Among the bird world’s most skillful fliers, Cooper’s Hawks are common woodland hawks that tear through cluttered tree canopies in high speed pursuit of other birds. You’re most likely to see one prowling above a forest edge or field using just a few stiff wingbeats followed by a glide. With their smaller lookalike, the Sharp-shinned Hawk, Cooper’s Hawks make for famously tricky identifications. Both species are sometimes unwanted guests at bird feeders, looking for an easy meal (but not one of sunflower seeds).

Cool Facts

  • Dashing through vegetation to catch birds is a dangerous lifestyle. In a study of more than 300 Cooper’s Hawk skeletons, 23 percent showed old, healed-over fractures in the bones of the chest, especially of the furcula, or wishbone.
  • A Cooper's Hawk captures a bird with its feet and kills it by repeated squeezing. Falcons tend to kill their prey by biting it, but Cooper’s Hawks hold their catch away from the body until it dies. They’ve even been known to drown their prey, holding a bird underwater until it stopped moving.
  • Once thought averse to towns and cities, Cooper’s Hawks are now fairly common urban and suburban birds. Some studies show their numbers are actually higher in towns than in their natural habitat, forests. Cities provide plenty of Rock Pigeon and Mourning Dove prey. Though one study in Arizona found a downside to the high-dove diet: Cooper’s Hawk nestlings suffered from a parasitic disease they acquired from eating dove meat.
  • Life is tricky for male Cooper’s Hawks. As in most hawks, males are significantly smaller than their mates.
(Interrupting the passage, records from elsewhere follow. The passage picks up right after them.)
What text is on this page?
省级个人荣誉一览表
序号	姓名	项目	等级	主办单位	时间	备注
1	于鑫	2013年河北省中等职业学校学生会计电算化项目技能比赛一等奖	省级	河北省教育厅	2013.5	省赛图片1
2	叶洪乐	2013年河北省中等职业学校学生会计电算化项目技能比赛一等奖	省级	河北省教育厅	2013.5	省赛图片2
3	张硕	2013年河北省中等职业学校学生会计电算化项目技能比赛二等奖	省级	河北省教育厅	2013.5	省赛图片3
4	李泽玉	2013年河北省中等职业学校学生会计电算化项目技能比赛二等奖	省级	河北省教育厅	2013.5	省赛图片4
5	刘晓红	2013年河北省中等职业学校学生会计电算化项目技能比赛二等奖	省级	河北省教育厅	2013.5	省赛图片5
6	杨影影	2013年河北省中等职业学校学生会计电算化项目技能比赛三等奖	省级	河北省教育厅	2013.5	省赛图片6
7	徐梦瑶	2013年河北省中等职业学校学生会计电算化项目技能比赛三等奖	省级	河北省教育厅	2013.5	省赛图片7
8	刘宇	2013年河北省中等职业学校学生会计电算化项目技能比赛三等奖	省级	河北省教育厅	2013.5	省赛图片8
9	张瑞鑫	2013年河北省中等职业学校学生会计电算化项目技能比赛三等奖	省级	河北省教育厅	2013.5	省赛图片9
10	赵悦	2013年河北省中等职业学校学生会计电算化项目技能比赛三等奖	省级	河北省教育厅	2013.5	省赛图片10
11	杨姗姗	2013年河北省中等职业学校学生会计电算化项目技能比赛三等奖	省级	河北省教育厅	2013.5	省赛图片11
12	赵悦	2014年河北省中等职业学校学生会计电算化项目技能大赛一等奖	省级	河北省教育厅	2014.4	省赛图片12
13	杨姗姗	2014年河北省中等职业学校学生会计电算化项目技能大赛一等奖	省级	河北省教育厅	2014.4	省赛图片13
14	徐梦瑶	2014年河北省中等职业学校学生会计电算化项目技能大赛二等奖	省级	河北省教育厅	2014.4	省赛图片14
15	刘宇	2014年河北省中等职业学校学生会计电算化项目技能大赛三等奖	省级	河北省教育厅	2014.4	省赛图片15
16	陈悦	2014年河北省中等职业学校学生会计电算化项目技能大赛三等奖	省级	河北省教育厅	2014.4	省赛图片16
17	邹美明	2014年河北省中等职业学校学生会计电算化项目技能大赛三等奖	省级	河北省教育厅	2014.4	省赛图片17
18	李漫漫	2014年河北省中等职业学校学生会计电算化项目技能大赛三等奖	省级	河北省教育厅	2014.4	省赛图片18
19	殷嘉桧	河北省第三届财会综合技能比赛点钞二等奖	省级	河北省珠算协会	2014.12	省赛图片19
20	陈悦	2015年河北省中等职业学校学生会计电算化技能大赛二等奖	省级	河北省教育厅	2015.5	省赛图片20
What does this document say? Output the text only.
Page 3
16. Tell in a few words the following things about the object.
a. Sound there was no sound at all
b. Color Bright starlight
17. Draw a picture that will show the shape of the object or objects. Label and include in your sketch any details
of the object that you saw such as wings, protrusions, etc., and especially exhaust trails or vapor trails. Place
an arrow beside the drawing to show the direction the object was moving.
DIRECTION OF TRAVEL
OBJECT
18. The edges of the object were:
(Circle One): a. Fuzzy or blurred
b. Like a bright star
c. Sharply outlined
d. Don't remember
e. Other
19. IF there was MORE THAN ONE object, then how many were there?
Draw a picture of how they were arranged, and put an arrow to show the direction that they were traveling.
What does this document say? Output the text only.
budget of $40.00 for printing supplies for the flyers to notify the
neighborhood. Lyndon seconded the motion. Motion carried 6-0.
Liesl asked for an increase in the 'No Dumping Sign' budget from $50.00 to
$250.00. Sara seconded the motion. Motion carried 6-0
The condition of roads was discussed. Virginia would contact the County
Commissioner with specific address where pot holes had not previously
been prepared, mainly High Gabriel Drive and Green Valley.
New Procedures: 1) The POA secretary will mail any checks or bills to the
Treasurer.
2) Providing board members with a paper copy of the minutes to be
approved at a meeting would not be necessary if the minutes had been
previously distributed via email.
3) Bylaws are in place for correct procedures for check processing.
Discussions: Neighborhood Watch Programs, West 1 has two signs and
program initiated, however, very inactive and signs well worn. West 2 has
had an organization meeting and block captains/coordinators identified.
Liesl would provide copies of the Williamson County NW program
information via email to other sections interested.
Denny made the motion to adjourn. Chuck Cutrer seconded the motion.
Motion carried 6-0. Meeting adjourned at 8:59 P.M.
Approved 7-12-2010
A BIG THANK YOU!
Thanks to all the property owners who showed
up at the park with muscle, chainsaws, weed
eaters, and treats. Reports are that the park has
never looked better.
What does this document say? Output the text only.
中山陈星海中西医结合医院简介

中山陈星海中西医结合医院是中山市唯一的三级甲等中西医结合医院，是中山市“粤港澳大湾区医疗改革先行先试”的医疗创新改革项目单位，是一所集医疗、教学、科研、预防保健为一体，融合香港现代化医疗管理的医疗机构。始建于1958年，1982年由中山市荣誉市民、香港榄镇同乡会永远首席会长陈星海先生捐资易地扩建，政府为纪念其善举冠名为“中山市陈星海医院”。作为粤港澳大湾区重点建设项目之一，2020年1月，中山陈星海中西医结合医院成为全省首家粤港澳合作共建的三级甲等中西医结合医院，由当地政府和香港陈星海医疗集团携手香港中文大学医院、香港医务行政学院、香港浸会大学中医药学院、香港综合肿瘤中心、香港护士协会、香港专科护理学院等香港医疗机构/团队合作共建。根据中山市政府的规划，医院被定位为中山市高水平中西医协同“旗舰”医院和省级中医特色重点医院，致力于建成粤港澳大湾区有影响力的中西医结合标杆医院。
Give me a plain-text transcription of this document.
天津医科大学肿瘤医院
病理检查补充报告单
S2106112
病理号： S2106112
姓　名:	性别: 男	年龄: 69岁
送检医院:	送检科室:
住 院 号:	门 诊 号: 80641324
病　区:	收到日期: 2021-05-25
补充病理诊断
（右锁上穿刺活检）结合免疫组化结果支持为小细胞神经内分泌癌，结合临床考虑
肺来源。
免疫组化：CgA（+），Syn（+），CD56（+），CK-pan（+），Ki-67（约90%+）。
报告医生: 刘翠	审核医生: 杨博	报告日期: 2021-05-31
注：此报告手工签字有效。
The danger is that female Cooper’s Hawks specialize in eating medium-sized birds. Males tend to be submissive to females and to listen out for reassuring call notes the females make when they’re willing to be approached. Males build the nest, then provide nearly all the food to females and young over the next 90 days before the young fledge.
  • The oldest known Cooper's Hawk was 20 years, 4 months old. (allaboutbirds.org)http://www.allaboutbirds.org/guide/Coopers_Hawk/lifehistory
Phot by John Mellin

Monday, June 27, 2011

In the Park

Last week one of the Agency's staff members, who is an avid bird watcher came across some Redheaded ducks dancing in the wetlands and spotted this Bushtit eating lunch.

Male and female Redhead ducks appear to be dancing

Bushtit eating lunch

What birds have you seen recently in the park?